BEVs will represent 8% of the US market in 2025
According to passenger car sales figures recorded in US for the first nine months of 2025, the market share of BEVs (Battery Electric Vehicles) will reach 8% for the year as a whole, compared to 8% for the whole of 2024. This represents a significant stagnation, likely due, among other factors, to the Trump administration's new policy of relaxing CO2 standards and suspending restrictions on the purchase of internal combustion engine vehicles. This will shift demand from electric vehicles to internal combustion engine vehicles, thus reducing electric vehicle sales.
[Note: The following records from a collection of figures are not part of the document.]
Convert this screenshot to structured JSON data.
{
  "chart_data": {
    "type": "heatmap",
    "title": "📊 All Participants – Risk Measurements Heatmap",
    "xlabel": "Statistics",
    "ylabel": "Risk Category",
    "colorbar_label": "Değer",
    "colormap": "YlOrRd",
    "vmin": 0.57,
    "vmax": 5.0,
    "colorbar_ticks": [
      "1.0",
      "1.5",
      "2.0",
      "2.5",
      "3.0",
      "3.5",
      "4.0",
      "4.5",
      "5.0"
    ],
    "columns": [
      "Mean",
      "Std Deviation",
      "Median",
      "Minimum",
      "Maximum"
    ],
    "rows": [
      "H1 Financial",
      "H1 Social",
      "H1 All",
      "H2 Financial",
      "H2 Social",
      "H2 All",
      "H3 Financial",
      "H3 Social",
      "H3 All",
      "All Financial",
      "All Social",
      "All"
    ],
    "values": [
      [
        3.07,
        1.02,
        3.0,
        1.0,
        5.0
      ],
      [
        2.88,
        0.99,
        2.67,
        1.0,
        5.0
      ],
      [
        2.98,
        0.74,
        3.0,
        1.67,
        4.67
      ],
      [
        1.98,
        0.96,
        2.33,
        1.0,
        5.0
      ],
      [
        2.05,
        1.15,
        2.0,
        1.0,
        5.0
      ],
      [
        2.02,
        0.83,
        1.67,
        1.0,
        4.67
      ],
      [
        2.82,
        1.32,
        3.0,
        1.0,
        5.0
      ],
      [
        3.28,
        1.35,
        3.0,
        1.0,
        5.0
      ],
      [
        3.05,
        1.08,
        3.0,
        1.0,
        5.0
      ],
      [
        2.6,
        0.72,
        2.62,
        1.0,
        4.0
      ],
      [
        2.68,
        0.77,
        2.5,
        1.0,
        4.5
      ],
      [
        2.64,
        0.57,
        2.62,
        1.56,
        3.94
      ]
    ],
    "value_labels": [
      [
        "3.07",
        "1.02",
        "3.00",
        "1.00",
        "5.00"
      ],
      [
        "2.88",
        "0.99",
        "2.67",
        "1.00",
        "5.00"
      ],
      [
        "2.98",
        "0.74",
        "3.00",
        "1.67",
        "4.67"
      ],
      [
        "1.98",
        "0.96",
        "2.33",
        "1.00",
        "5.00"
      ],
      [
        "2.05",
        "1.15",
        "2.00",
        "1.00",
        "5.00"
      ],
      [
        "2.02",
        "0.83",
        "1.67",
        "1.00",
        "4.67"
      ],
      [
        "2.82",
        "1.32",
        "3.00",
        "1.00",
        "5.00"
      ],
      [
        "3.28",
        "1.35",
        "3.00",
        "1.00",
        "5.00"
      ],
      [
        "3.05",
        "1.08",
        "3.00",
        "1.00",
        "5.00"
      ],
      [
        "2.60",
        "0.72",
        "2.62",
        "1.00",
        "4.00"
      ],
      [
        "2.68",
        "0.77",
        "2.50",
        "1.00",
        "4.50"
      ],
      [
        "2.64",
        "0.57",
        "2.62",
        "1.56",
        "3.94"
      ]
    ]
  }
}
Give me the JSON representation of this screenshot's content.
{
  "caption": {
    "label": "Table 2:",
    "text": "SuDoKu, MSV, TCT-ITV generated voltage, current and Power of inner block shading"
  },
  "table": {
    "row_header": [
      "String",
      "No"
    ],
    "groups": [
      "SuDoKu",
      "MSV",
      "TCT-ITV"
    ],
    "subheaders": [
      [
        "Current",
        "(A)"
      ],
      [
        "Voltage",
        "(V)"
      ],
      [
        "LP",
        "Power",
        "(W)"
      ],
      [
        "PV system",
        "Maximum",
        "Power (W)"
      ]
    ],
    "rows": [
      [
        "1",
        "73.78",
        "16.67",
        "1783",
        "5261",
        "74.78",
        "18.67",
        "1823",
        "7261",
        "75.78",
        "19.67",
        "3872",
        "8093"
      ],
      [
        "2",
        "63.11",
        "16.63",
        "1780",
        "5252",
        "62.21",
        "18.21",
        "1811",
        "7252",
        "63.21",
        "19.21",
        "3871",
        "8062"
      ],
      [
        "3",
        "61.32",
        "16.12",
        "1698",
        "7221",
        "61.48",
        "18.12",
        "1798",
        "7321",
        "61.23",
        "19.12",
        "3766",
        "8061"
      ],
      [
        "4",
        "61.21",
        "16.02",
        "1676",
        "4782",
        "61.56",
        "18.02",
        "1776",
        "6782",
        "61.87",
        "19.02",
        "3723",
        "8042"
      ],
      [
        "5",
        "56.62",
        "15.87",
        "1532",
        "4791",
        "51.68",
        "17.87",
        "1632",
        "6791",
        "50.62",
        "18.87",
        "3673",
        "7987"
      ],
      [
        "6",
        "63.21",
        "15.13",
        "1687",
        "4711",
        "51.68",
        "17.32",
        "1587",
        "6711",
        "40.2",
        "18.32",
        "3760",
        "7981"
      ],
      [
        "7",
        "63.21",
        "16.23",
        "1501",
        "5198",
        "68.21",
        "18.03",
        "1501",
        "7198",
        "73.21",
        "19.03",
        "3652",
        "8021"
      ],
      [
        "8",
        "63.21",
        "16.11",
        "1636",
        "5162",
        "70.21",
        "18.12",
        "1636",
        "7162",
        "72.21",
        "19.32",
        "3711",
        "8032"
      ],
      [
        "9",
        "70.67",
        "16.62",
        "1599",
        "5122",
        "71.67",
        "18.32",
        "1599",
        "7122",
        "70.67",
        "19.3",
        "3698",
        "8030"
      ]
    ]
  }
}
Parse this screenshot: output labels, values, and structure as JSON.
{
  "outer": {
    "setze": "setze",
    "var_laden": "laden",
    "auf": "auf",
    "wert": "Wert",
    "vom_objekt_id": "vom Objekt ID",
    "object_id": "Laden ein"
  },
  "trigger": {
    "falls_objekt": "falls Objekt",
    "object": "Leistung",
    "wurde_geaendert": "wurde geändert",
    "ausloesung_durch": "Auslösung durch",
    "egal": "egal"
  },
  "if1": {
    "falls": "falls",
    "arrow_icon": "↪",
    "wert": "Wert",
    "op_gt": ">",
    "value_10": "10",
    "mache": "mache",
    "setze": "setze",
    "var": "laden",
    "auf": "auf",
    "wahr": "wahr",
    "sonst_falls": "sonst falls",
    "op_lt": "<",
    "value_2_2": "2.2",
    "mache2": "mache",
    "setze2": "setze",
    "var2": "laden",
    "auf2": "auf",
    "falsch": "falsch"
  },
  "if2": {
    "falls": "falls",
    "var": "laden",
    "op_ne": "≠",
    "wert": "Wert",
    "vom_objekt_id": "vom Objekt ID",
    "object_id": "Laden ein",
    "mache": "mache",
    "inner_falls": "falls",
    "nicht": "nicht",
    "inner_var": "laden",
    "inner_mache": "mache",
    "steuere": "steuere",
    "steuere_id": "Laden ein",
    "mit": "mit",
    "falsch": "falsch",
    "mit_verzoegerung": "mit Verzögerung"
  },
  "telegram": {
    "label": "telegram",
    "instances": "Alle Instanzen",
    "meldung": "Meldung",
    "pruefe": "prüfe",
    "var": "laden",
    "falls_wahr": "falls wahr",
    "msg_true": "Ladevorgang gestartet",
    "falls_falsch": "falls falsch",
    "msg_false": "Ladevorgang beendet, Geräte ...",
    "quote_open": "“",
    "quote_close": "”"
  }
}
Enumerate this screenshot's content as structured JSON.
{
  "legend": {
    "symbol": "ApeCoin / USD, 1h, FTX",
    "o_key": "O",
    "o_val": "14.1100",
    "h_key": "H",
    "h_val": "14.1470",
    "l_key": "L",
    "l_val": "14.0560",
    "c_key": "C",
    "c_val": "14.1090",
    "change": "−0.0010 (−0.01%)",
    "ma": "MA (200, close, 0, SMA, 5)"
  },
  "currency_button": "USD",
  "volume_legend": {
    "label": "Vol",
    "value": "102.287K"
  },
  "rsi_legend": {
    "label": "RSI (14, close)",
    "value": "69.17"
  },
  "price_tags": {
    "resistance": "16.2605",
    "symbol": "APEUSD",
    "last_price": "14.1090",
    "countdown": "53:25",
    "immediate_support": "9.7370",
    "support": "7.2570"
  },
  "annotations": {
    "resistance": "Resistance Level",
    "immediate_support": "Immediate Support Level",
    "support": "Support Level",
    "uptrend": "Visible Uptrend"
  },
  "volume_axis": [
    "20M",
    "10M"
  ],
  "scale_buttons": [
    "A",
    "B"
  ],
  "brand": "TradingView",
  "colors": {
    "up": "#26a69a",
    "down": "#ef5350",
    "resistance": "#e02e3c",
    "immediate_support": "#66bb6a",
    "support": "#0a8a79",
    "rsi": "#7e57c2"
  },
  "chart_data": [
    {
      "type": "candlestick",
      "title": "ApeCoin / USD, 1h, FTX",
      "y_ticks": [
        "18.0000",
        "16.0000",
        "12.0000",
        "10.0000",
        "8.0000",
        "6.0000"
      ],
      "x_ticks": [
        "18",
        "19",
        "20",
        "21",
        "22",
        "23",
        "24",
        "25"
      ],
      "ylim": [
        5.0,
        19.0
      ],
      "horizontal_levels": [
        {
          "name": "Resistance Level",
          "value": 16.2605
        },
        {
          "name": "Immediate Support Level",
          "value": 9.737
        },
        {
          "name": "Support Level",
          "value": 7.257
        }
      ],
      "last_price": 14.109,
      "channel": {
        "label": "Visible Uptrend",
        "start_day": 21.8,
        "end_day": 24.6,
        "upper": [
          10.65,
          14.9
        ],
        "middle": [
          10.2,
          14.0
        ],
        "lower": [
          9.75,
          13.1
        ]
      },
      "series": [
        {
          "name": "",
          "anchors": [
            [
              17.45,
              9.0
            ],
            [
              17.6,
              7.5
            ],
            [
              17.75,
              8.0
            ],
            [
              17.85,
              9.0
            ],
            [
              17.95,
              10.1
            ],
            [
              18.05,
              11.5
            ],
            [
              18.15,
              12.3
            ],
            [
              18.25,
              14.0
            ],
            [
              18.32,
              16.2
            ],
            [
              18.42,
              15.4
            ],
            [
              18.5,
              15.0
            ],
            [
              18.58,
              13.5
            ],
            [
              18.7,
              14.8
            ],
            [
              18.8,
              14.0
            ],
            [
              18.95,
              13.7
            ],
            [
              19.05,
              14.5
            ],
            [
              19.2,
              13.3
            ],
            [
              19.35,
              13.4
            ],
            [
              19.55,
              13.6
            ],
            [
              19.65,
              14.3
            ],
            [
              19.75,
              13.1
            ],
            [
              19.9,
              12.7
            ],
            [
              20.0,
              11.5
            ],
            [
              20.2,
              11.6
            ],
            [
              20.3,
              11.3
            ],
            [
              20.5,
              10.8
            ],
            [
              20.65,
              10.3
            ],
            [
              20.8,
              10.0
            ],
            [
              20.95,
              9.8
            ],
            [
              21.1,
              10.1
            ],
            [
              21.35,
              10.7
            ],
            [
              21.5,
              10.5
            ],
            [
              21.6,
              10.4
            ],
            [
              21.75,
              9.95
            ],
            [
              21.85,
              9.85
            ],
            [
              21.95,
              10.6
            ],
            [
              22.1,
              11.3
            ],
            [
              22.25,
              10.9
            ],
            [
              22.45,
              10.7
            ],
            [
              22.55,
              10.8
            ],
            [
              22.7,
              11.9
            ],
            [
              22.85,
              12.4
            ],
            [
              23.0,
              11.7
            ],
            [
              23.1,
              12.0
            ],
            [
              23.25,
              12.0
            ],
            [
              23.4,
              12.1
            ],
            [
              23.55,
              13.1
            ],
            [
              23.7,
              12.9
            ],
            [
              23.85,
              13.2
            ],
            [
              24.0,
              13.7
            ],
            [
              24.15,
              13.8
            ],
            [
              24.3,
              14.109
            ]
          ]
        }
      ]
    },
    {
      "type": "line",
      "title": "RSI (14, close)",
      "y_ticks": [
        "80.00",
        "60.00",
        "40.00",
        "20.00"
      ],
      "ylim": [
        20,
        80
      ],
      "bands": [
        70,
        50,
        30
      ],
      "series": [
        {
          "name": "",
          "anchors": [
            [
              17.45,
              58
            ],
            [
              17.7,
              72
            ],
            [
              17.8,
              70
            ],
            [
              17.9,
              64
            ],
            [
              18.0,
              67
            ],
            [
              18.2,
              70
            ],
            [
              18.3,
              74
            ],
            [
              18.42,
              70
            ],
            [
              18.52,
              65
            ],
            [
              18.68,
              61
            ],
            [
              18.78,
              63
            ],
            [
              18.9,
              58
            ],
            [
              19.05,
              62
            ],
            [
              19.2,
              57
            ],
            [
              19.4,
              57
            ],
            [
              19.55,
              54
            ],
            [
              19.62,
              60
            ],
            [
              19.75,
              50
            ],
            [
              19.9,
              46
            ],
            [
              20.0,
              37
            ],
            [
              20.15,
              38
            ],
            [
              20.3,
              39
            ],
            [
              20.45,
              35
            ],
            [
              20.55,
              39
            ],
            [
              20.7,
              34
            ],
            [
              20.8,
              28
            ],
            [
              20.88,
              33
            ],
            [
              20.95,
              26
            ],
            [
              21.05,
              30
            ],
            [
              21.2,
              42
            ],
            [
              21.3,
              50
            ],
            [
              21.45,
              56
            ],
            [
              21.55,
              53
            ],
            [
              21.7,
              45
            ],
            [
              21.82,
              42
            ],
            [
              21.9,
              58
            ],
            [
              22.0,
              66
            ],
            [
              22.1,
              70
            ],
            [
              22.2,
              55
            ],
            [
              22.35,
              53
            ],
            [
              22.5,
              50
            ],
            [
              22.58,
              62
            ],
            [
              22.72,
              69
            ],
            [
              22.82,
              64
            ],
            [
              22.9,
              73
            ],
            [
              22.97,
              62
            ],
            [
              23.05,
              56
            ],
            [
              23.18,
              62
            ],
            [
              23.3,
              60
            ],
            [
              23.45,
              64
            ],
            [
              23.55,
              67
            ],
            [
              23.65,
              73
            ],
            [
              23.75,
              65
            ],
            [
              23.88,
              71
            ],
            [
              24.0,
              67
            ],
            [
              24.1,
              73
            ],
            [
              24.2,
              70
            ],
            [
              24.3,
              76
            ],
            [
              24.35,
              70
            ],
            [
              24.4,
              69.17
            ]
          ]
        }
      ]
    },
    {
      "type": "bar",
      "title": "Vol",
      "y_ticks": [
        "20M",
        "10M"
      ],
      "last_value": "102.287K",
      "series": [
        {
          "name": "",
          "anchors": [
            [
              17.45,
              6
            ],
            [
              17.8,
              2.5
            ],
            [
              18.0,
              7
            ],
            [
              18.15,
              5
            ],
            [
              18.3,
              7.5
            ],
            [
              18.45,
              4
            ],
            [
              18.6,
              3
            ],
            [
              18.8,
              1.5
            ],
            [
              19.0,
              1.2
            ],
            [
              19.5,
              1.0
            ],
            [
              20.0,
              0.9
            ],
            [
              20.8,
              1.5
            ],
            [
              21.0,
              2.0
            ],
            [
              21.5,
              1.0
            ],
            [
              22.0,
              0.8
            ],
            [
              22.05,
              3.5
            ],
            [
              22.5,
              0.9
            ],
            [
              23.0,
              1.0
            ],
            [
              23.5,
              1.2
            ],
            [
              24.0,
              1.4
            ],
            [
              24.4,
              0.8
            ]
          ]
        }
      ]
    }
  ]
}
The suspension of tax credits for electric vehicle purchases and subsidies for the construction of charging stations will exacerbate this trend.
 
Internal combustion engine vehicles (including MHEVs not detailed in US statistics) will still represent the vast majority of vehicle sales (passenger cars and light utility vehicles) in the US in 2025, accounting for 79% of the market. This is a decrease compared to previous years (80% in 2024, 82% in 2023, and 87% in 2022). However, this trend reflects a slowdown of the decline year after year, and the new measures taken by the Trump administration will accentuate this phenomenon, potentially leading to a reversal of the situation with a renewed increase in the market share of internal combustion engine vehicles in 2026.
 
The only growth area observed in the US so far, non-plug-in hybrid vehicles (F-HEVs), have increased from 6% of the US market in 2022 to 8% in 2023, 10% in 2024 and 11% in 2025. Plug-in hybrid vehicles (PHEVs) are not growing.